Elena Tamborrino, Maglie (LE)
«Siamo tutti migranti attraverso il tempo»: questa è la condizione che non solo vivono i protagonisti di questo romanzo di Mohsin Hamid, ma che ci riguarda tutti, nel passaggio della nostra vita, quando siamo stranieri per qualcuno ed estranei anche al luogo in cui siamo sempre stati.
Exit west racconta dell’incontro casuale tra due giovani, Saeed e Nadia, in una città «traboccante di rifugiati ma ancora perlopiú in pace, o almeno non del tutto in guerra», non identificabile con precisione, ma collocata sicuramente in territori interessati da decenni da conflitti civili, religiosi e sociali che sembrano non dover mai avere fine.
I tempi sono quelli che viviamo e i temi attraverso i quali lo scrittore pakistano fa passare le vicende di Saeed e Nadia sono di grande attualità e di stimolo per profonde riflessioni sulla condizione dei nuovi migranti. Perché migranti sono i due giovani, lui goffo e timido, lei disinvolta e sicura di sé, due personalità opposte che si completano, soprattutto nel momento in cui, appena iniziato il loro sodalizio sentimentale, con la città che quasi implode e nella necessità di trovare una via di salvezza, passano attraverso una porta. Solo a rischio di farsi imbrogliare avendo pagato il passaggio a chi non può dare alcuna garanzia di successo dell’impresa, quella porta rappresenta il passaggio verso un posto «al di là», dove sarà necessario lottare e lavorare duramente, cercando di restare uniti, con la consapevolezza della precarietà dell’esistenza e del continuo confronto tra la vita e la morte.
Lo scenario in cui Hamid colloca la narrazione ha del distopico, sembra il futuro che non c’è ma che potrebbe esserci, o un passato che abbiamo appena superato, o un presente di cui non siamo ancora in grado di misurare la portata.
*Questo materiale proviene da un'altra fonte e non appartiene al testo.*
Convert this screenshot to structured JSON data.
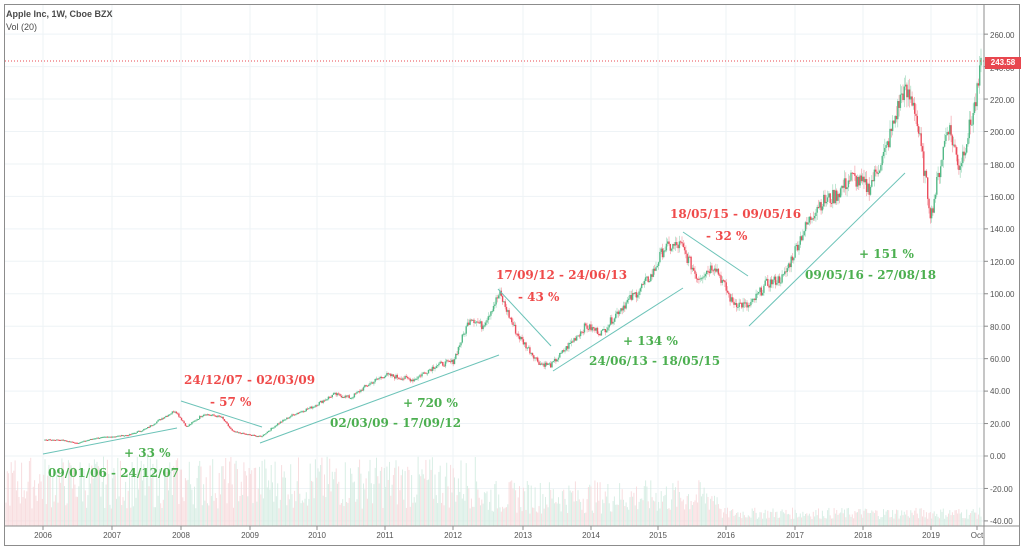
{
  "chart_data": {
    "type": "candlestick",
    "title": "Apple Inc, 1W, Cboe BZX",
    "subtitle": "Vol (20)",
    "symbol": "Apple Inc",
    "interval": "1W",
    "exchange": "Cboe BZX",
    "indicator": "Vol (20)",
    "last_price": "243.58",
    "y_ticks": [
      "260.00",
      "240.00",
      "220.00",
      "200.00",
      "180.00",
      "160.00",
      "140.00",
      "120.00",
      "100.00",
      "80.00",
      "60.00",
      "40.00",
      "20.00",
      "0.00",
      "-20.00",
      "-40.00"
    ],
    "x_ticks": [
      "2006",
      "2007",
      "2008",
      "2009",
      "2010",
      "2011",
      "2012",
      "2013",
      "2014",
      "2015",
      "2016",
      "2017",
      "2018",
      "2019",
      "Oct"
    ],
    "ylim": [
      -45,
      280
    ],
    "grid": true,
    "price_path": [
      {
        "t": "2005-10",
        "v": 7
      },
      {
        "t": "2006-01",
        "v": 10
      },
      {
        "t": "2006-04",
        "v": 10
      },
      {
        "t": "2006-07",
        "v": 8
      },
      {
        "t": "2006-10",
        "v": 11
      },
      {
        "t": "2007-01",
        "v": 12
      },
      {
        "t": "2007-04",
        "v": 13
      },
      {
        "t": "2007-07",
        "v": 17
      },
      {
        "t": "2007-10",
        "v": 24
      },
      {
        "t": "2007-12",
        "v": 28
      },
      {
        "t": "2008-02",
        "v": 18
      },
      {
        "t": "2008-05",
        "v": 26
      },
      {
        "t": "2008-08",
        "v": 24
      },
      {
        "t": "2008-10",
        "v": 15
      },
      {
        "t": "2009-01",
        "v": 13
      },
      {
        "t": "2009-03",
        "v": 12
      },
      {
        "t": "2009-06",
        "v": 20
      },
      {
        "t": "2009-09",
        "v": 26
      },
      {
        "t": "2009-12",
        "v": 30
      },
      {
        "t": "2010-04",
        "v": 38
      },
      {
        "t": "2010-07",
        "v": 36
      },
      {
        "t": "2010-10",
        "v": 44
      },
      {
        "t": "2011-01",
        "v": 50
      },
      {
        "t": "2011-06",
        "v": 47
      },
      {
        "t": "2011-10",
        "v": 56
      },
      {
        "t": "2012-01",
        "v": 58
      },
      {
        "t": "2012-04",
        "v": 86
      },
      {
        "t": "2012-06",
        "v": 80
      },
      {
        "t": "2012-09",
        "v": 100
      },
      {
        "t": "2012-12",
        "v": 75
      },
      {
        "t": "2013-04",
        "v": 57
      },
      {
        "t": "2013-06",
        "v": 56
      },
      {
        "t": "2013-09",
        "v": 68
      },
      {
        "t": "2013-12",
        "v": 80
      },
      {
        "t": "2014-03",
        "v": 76
      },
      {
        "t": "2014-06",
        "v": 90
      },
      {
        "t": "2014-09",
        "v": 100
      },
      {
        "t": "2014-12",
        "v": 112
      },
      {
        "t": "2015-02",
        "v": 128
      },
      {
        "t": "2015-05",
        "v": 130
      },
      {
        "t": "2015-08",
        "v": 110
      },
      {
        "t": "2015-11",
        "v": 118
      },
      {
        "t": "2016-02",
        "v": 95
      },
      {
        "t": "2016-05",
        "v": 92
      },
      {
        "t": "2016-08",
        "v": 106
      },
      {
        "t": "2016-11",
        "v": 110
      },
      {
        "t": "2017-02",
        "v": 135
      },
      {
        "t": "2017-05",
        "v": 155
      },
      {
        "t": "2017-08",
        "v": 160
      },
      {
        "t": "2017-11",
        "v": 172
      },
      {
        "t": "2018-02",
        "v": 165
      },
      {
        "t": "2018-05",
        "v": 188
      },
      {
        "t": "2018-08",
        "v": 225
      },
      {
        "t": "2018-10",
        "v": 218
      },
      {
        "t": "2019-01",
        "v": 148
      },
      {
        "t": "2019-04",
        "v": 205
      },
      {
        "t": "2019-06",
        "v": 178
      },
      {
        "t": "2019-08",
        "v": 205
      },
      {
        "t": "2019-09",
        "v": 220
      },
      {
        "t": "2019-10",
        "v": 243.58
      }
    ],
    "trendlines": [
      {
        "label": "+ 33 %",
        "dates": "09/01/06 - 24/12/07",
        "direction": "up",
        "change_pct": 33
      },
      {
        "label": "- 57 %",
        "dates": "24/12/07 - 02/03/09",
        "direction": "down",
        "change_pct": -57
      },
      {
        "label": "+ 720 %",
        "dates": "02/03/09 - 17/09/12",
        "direction": "up",
        "change_pct": 720
      },
      {
        "label": "- 43 %",
        "dates": "17/09/12 - 24/06/13",
        "direction": "down",
        "change_pct": -43
      },
      {
        "label": "+ 134 %",
        "dates": "24/06/13 - 18/05/15",
        "direction": "up",
        "change_pct": 134
      },
      {
        "label": "- 32 %",
        "dates": "18/05/15 - 09/05/16",
        "direction": "down",
        "change_pct": -32
      },
      {
        "label": "+ 151 %",
        "dates": "09/05/16 - 27/08/18",
        "direction": "up",
        "change_pct": 151
      }
    ],
    "colors": {
      "up": "#53b987",
      "down": "#eb4d5c",
      "trendline": "#6cc3b8",
      "annotation_down": "#ef4a4a",
      "annotation_up": "#4caf50",
      "price_tag": "#e8474f"
    }
  },
  "legend": {
    "title": "Apple Inc, 1W, Cboe BZX",
    "indicator": "Vol (20)"
  },
  "price_tag": "243.58",
  "annotations": {
    "a1_pct": "+ 33 %",
    "a1_dates": "09/01/06 - 24/12/07",
    "a2_dates": "24/12/07 - 02/03/09",
    "a2_pct": "- 57 %",
    "a3_pct": "+ 720 %",
    "a3_dates": "02/03/09 - 17/09/12",
    "a4_dates": "17/09/12 - 24/06/13",
    "a4_pct": "- 43 %",
    "a5_pct": "+ 134 %",
    "a5_dates": "24/06/13 - 18/05/15",
    "a6_dates": "18/05/15 - 09/05/16",
    "a6_pct": "- 32 %",
    "a7_pct": "+ 151 %",
    "a7_dates": "09/05/16 - 27/08/18"
  },
  "yaxis": {
    "t260": "260.00",
    "t240": "240.00",
    "t220": "220.00",
    "t200": "200.00",
    "t180": "180.00",
    "t160": "160.00",
    "t140": "140.00",
    "t120": "120.00",
    "t100": "100.00",
    "t80": "80.00",
    "t60": "60.00",
    "t40": "40.00",
    "t20": "20.00",
    "t0": "0.00",
    "tm20": "-20.00",
    "tm40": "-40.00"
  },
  "xaxis": {
    "y2006": "2006",
    "y2007": "2007",
    "y2008": "2008",
    "y2009": "2009",
    "y2010": "2010",
    "y2011": "2011",
    "y2012": "2012",
    "y2013": "2013",
    "y2014": "2014",
    "y2015": "2015",
    "y2016": "2016",
    "y2017": "2017",
    "y2018": "2018",
    "y2019": "2019",
    "oct": "Oct"
  }
}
Il viaggio di Saeed e Nadia non si esaurisce in un primo passaggio che porta a un possibile rifugio dal pericolo di morte che giorno dopo giorno li minaccia, ma continua alla ricerca di un luogo e di una condizione ideale che è forse solo nei loro desideri e che non coincide con le stesse aspettative: per questo il loro rapporto è destinato a cambiare, si evolveranno i sentimenti di complicità e passione, il senso di responsabilità e protezione reciproca, i gesti e le consuetudini condivise. Nei cambiamenti e nelle paure verso il cambiamento possibile, la comunicazione tra persone che si sono attratte reciprocamente ma che non sempre hanno condiviso lo stesso linguaggio – fino a rendere difficile la comprensione reciproca di atteggiamenti parole, comportamenti – gioca un ruolo fondamentale.
Exit west parte in sordina e in poche pagine attira il lettore in una spirale di avvenimenti che quasi ingoia l’immaginazione, la provoca e la disorienta: il tutto attraverso una narrazione semplice, fluida grazie a una sintassi paratattica, che segue i fatti e i pensieri, con incursioni nella vita «di prima» in rapporto a quella di «adesso». Un esempio è rappresentato dal racconto del rapporto di Saeed con la preghiera: pagine intense che, con semplicità estrema, accompagnano il lettore a interrogarsi anche sul proprio rapporto con la spiritualità e che meglio definiscono il personaggio, questo giovane uomo che ora prega di piú, diverse volte al giorno, e per il quale la preghiera è «soprattutto un gesto d’amore per ciò che aveva perso e avrebbe perso e non poteva amare piú in nessun altro modo».
Quella di Saeed e Nadia è una storia che costringe a pensare, che obbliga a considerazioni sulla precarietà dei rapporti e dell’esistenza umana, in particolare di quella in fuga dalla guerra e dalla paura. E forse servirebbe in maggior misura proprio a chi «vive sicuro nella propria tiepida casa», come avrebbe detto Primo Levi, e che ogni tanto avrebbe bisogno di uno scossone alla coscienza.
Elena Tamborrino insegna Italiano e storia all’IISS A. Cezzi De Castro Moro di Maglie (LE).